There was a video-streaming use case a while back where potentially the same video data might be duplicated many times. Would those still be candidates for coarse-grained dedup?
The main takeaway was that our big unknown is how well content-based chunking is going to work on real data sets--specifically, the kinds of data sets our users do/will have. The other thought was that it probably makes sense to look at RGW object workloads initially: given the read penalty we'll see on deduped objects, users are most likely to deploy this on colder object data sets.
It fills me with a bit of dread. I guess the question I would have is whether we actually expect there to be a lot of small object dedup benefit. I could see if for (small) image hosting ala facebook I guess. What other use cases did the Permabit guys target?
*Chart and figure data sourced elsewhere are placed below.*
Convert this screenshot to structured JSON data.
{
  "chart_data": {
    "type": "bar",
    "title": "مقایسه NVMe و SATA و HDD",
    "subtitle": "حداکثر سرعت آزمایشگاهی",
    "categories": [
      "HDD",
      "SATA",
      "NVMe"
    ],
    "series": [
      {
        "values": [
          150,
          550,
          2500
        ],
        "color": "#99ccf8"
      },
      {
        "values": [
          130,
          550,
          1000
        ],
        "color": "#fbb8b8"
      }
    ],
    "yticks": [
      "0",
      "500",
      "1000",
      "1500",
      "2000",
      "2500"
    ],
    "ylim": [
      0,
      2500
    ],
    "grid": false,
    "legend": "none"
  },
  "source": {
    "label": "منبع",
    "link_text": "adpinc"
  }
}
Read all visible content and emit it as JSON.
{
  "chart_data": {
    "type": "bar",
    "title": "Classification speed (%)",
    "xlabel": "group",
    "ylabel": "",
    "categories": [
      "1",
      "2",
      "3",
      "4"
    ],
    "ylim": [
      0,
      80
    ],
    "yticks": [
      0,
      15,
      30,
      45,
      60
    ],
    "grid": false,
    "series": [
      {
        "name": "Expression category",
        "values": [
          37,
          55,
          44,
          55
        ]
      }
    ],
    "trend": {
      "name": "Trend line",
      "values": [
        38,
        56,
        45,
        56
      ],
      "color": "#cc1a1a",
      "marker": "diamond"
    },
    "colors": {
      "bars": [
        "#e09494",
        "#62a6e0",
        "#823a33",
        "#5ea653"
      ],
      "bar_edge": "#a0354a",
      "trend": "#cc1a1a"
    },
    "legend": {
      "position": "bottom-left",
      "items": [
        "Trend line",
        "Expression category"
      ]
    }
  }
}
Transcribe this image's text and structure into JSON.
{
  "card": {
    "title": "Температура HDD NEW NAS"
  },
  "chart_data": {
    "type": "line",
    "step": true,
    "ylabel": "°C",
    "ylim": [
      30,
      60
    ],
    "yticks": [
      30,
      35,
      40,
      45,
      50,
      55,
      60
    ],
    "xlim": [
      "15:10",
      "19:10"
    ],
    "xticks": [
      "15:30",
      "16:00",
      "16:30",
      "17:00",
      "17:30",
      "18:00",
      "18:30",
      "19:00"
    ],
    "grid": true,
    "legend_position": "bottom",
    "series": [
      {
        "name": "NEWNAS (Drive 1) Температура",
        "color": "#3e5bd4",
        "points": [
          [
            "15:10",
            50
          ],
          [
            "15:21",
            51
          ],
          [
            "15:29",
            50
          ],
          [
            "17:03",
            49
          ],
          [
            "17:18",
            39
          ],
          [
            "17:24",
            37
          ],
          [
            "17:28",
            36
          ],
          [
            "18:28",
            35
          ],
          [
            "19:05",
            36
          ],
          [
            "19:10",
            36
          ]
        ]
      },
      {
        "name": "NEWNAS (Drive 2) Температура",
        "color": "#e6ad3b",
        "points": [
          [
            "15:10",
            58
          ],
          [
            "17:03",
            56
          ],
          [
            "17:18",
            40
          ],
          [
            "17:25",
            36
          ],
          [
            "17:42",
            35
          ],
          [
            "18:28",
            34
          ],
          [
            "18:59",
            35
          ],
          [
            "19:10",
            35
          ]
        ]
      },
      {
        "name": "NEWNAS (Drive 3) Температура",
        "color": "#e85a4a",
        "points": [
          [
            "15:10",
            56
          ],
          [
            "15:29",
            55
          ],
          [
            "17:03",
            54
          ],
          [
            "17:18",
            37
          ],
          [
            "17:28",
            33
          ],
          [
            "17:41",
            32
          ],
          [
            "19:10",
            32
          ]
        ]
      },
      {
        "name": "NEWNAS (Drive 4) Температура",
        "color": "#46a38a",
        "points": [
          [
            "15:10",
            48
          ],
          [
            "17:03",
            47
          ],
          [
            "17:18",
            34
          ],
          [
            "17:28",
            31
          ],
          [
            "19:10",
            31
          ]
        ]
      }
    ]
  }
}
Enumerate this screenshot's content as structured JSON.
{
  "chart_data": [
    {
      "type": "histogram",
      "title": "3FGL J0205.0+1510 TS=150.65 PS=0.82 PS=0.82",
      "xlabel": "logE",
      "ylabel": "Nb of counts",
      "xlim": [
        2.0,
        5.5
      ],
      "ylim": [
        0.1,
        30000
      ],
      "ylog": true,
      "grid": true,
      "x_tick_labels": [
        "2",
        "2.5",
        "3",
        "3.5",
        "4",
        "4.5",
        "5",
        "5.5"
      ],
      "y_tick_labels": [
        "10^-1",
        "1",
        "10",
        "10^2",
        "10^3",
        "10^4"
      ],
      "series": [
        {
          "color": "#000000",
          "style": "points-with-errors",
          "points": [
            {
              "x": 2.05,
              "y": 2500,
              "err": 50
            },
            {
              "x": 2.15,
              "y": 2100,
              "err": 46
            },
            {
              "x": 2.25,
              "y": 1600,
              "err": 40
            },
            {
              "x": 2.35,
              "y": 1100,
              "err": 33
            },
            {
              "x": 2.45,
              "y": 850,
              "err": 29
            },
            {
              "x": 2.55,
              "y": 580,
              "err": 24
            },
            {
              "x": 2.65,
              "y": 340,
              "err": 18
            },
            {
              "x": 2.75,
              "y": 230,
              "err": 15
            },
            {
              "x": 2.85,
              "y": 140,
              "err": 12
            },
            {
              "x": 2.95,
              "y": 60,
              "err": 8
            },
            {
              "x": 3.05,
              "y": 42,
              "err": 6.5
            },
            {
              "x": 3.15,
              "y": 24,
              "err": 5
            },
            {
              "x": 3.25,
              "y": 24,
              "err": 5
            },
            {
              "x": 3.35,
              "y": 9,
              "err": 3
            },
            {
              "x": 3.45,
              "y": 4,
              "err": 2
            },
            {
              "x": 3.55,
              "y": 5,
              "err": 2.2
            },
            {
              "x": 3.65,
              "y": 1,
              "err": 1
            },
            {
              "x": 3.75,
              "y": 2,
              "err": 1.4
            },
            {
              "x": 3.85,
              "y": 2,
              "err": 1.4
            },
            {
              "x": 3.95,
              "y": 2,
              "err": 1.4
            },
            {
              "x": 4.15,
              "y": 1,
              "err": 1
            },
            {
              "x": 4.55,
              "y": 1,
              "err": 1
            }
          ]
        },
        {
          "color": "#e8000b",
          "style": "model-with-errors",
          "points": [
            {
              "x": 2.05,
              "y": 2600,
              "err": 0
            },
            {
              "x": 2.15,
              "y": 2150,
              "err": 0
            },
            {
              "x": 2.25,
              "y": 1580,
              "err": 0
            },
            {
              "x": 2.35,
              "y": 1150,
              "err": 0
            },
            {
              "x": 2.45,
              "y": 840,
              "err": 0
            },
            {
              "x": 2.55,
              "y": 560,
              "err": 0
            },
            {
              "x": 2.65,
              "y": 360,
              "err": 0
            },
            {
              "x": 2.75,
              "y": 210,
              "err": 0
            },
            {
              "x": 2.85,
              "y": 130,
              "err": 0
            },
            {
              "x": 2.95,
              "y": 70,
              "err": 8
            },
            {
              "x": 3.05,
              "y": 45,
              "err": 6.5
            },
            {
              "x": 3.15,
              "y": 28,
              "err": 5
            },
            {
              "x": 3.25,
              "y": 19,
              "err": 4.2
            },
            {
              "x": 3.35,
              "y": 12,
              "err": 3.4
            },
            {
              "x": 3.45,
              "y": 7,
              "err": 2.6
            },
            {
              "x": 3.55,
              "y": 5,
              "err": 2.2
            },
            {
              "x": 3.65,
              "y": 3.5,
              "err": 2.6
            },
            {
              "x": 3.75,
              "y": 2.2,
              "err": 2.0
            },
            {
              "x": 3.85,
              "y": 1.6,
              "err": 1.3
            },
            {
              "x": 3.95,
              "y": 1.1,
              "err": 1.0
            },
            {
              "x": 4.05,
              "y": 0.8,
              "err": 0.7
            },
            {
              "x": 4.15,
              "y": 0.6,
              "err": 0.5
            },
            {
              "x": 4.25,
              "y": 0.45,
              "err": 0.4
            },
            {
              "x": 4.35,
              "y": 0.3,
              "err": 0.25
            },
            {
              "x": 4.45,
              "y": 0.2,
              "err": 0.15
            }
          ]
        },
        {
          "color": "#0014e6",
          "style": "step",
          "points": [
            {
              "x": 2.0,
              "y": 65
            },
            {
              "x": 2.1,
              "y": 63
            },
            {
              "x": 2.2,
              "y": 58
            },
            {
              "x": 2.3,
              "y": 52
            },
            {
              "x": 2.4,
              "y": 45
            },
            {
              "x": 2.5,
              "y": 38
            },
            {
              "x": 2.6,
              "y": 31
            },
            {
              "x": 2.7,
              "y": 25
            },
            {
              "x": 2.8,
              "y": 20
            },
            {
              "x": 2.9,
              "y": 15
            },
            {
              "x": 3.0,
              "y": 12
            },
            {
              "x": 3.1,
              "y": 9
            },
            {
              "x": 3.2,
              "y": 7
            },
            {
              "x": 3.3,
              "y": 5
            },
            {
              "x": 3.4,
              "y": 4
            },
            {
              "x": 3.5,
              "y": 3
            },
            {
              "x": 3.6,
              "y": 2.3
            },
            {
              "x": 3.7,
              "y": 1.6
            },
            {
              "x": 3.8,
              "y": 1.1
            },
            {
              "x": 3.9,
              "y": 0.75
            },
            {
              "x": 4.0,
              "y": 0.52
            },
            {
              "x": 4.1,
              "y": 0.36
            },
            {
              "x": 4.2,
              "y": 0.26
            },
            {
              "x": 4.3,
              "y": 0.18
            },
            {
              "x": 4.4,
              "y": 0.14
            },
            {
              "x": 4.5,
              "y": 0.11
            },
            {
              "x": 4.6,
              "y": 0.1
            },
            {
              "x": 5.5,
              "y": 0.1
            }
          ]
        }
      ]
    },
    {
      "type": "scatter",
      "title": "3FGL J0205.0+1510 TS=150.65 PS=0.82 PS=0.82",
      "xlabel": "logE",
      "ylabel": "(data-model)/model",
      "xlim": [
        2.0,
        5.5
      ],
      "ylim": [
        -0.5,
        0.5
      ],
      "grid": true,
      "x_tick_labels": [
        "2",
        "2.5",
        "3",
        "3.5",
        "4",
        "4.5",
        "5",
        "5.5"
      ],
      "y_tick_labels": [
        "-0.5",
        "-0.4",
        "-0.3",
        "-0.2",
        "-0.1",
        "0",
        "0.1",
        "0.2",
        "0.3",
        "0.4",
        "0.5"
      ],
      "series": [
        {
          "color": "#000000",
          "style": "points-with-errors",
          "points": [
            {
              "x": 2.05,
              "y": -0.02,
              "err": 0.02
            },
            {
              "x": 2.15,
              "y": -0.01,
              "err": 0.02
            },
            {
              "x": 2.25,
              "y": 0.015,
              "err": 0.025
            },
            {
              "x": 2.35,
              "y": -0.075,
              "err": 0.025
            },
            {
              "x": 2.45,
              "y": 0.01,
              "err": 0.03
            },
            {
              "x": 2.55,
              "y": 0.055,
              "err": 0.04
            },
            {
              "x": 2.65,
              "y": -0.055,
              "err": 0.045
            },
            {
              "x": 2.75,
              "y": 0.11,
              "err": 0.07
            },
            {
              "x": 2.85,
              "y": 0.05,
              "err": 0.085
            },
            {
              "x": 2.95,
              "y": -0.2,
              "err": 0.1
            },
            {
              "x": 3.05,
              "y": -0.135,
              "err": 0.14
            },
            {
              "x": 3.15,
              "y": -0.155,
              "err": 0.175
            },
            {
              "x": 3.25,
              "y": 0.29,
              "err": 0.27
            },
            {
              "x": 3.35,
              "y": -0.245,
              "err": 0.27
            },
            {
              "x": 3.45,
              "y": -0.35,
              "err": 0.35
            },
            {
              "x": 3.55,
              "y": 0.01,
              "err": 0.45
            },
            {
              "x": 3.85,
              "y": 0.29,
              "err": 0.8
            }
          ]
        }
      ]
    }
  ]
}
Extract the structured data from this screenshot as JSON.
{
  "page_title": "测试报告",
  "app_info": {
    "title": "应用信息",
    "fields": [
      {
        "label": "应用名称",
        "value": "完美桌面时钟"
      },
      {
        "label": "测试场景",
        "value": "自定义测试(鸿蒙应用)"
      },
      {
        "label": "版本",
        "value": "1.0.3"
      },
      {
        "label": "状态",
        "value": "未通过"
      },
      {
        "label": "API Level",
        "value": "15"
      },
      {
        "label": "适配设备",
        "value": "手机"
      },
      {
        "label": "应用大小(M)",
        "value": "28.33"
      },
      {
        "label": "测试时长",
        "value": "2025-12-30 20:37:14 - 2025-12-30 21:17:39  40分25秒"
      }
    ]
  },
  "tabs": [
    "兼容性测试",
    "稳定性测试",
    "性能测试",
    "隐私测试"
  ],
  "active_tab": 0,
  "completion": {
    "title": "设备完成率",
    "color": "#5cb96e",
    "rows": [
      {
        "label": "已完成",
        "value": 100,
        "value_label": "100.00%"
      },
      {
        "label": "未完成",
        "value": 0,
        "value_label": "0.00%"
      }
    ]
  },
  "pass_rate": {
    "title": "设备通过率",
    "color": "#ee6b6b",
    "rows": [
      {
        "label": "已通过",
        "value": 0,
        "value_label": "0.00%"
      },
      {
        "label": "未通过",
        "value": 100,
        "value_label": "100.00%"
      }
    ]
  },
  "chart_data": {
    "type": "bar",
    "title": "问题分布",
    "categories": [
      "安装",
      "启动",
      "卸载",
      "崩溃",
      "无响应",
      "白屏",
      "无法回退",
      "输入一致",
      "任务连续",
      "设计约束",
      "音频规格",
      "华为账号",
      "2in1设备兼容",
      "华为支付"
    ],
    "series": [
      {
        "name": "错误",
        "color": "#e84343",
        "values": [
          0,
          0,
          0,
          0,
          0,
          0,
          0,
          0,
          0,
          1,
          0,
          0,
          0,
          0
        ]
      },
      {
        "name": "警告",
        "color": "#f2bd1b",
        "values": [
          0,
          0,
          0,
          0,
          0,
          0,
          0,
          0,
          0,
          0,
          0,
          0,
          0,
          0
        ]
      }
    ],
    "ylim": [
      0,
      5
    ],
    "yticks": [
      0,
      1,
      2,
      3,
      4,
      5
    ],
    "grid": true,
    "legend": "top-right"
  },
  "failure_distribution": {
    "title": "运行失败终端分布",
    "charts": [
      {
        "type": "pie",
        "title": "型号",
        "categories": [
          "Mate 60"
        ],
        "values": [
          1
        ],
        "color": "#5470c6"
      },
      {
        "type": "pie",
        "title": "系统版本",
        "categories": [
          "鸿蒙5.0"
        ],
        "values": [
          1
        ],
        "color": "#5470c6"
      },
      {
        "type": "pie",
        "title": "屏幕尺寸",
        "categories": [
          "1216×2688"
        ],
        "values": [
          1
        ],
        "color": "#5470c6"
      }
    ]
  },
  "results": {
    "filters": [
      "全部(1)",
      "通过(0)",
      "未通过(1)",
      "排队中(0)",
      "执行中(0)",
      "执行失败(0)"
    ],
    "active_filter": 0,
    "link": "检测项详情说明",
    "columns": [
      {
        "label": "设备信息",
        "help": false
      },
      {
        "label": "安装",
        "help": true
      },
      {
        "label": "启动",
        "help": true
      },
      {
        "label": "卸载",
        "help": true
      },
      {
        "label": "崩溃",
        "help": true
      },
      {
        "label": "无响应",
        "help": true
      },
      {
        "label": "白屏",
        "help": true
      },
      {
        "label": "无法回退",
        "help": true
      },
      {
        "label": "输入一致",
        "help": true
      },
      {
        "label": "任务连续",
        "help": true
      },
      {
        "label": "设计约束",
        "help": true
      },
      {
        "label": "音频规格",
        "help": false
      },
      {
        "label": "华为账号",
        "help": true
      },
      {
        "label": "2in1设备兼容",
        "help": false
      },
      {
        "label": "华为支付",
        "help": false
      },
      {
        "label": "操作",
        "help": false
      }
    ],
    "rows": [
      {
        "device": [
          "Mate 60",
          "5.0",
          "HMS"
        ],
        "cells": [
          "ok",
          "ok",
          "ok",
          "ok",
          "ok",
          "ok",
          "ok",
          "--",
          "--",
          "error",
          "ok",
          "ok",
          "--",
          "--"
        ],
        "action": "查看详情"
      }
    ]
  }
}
What I'd like to do soon/next is to write a tool that will enumerate rados objects in a given pool, read each object and apply a chunking algorithm (e.g., "rabin sliding window with ~128KB target object size"), and then calculate some stats by building a big in-memory unordered_set (or similar) of the hash values. This will allow us to run this on any cluster with an existing data set to estimate what type of dedup ratios we can expect. We can try it with different data sets, different chunk sizes, and eventually more sophisticated chunking algorithms (e.g., ones that chunk more intelligently based on recognized file formats, etc.). We can also make the tool extrapolate its results after scanning only a portion of the object namespace (say, only a specific range of PGs) since our objects are uniformately distributed across the pool hash space (and the tool needs to fit its big hash table of fingerprints in memory). What do you think?
A tool that could look at an existing cluster and make a greedy and interruptible estimate of potential dedup ratios at different granularity levels is absolutely the right way to approach this imho.